The next chancellor, veteran Bavarian academic and politician Georg von Hertling, was a virtual nonentity in his mid-seventies, with neither the influence nor the energy to mediate between the Reichstag, the supreme command and the Kaiser. That he remained in office until October 1918 reflected the end of the need for cooperation between them, as reformists in the Reichstag abandoned hope of state cooperation and turned to popular support, the Third Supreme Command abandoned the pretext of governance through consent, and the Kaiser sank into a royal torpor born of impotence in the face of what he now saw as his inevitable downfall.

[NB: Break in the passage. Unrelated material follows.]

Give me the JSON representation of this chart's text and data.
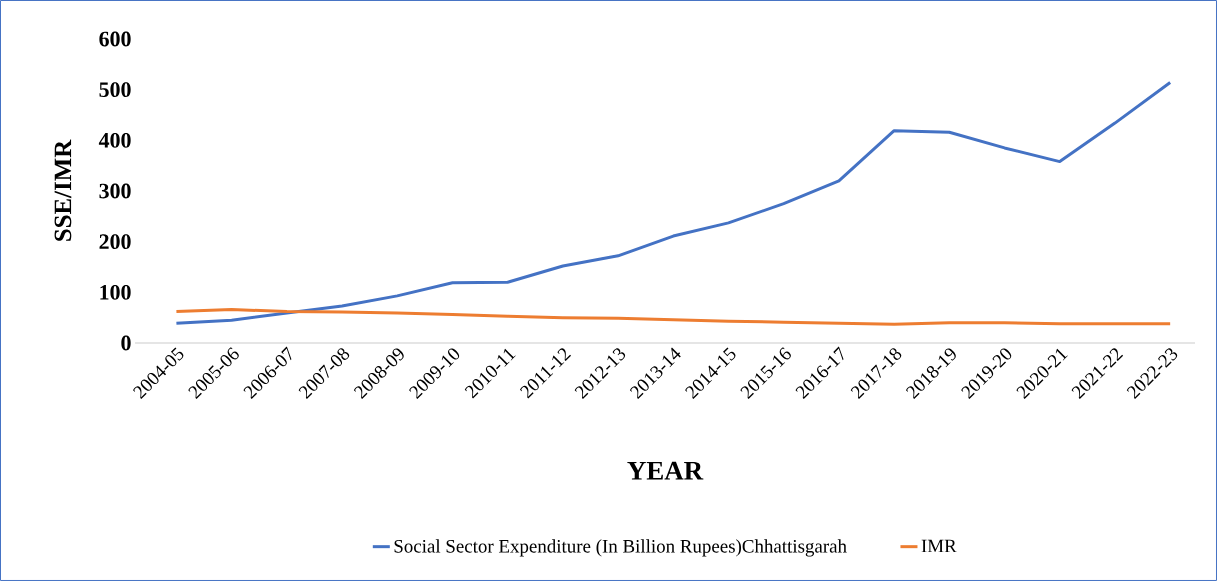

The Allies had enough agents providing enough information about German life to recognise the political fires fuelled by the October debate, and Allied newspapers were full of speculation about the impending collapse of German national unity in its wake. Like most ‘big picture’ propaganda, designed to foster hopes of a quick and total victory, the stories were taken with a pinch of salt by most British or French readers, but three years of warfare had failed to generate the same level of healthy scepticism among German citizens.
German internal propaganda, state and private, was a much less flexible instrument than its British, French or American counterparts, shielding the public and most politicians from all bad news and leaving them with no inkling of Germany’s true position. The glimpse of the truth provided by the Reichstag debate on 9 October, and the palpable shock it applied to German civilian life, reflected the brittle nature of a society functioning under a shared illusion. When the edifice was torn away, suddenly and completely, at the end of the War, German society collapsed into violent, anarchic revolution.
I was about to sign off by calling the debate a straw in the wind of fundamental change, but it was more like a breeze block in a gale. It delivered a blow to German society and leadership that left them functioning – still marching forward along an ever more fragile tightrope – but concussed and ready to collapse. That’s what happens when truth escapes the smothering grasp of leaders peddling fake new: the harder it comes, the harder they fall.